• Great article! 🙂 Brilliantly written too!

    Out of interest, what other fuzzy search methods do people use?

    One I came up with for a crm system a fair few years ago works as follows...

    (please note examples given below are all bad examples but quick to type 🙂 )

    Requirements:

    Fuzzy matching of data for automated de-duplication, automated `existing record` matching so duplicates wouldn't get created in the first place, and fuzzy searches by users on varying fields of data

    Solution:

    Firstly, identified main fields our system was interested in handling the above. e.g. Firstname, Lastname, email address, 1st line of their address, phone numbers

    Secondly, came up with some algorithms for `preparing data`- i.e. cleaning up variants of strings and common errors, and getting rid of useless data, while retaining the ability to not touch the original data.

    e.g. Phone numbers: internationalization of numbers, stripping of excess characters etc. so (+44) 123 45678 90 -> 441234567890, 01234567890 -> 441234567890, (0712)34567890 ex 123 -> 071234567890.

    e.g. Names: Get rid of characters that don't matter much, punctuation, extra words, etc.. Making up some examples (not the actual algorithm we use): Fred-> frd, Mc Donald -> MCDONALD, Bob Smithly-Smithington -> BOB, Frank J. -> FRANK

    e.g.

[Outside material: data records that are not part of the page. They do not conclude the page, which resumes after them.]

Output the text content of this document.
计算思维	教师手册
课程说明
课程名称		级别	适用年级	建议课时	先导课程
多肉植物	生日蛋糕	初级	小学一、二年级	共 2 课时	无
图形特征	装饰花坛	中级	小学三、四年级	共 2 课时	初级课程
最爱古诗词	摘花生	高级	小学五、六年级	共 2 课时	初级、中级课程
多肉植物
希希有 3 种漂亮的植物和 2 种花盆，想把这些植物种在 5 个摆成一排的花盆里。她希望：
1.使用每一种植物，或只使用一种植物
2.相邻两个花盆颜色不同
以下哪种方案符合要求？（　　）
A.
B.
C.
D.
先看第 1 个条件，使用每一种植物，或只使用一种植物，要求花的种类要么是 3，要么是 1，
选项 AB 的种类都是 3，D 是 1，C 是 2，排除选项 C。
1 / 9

Addresses: 123, Little House -> 123LITTLEHOUSE, Flat 4b, 57, Some Street -> FLAT4B57SOMEST

    You get the idea. Character removal can help with misspellings, variants, etc. - and there are plenty of fancy algorithms, encoding methods, etc. around to tweak this. Can vary per field/data type. We did some analysis on our data to find what was effective - which may vary by data type - names, addresses, emails, etc.

    Anyway

    Thirdly,

    Create a second duplicate set of fields to hold the above encoded data. I.e. EncodedFirstname, EncodedPhoneNumber, etc.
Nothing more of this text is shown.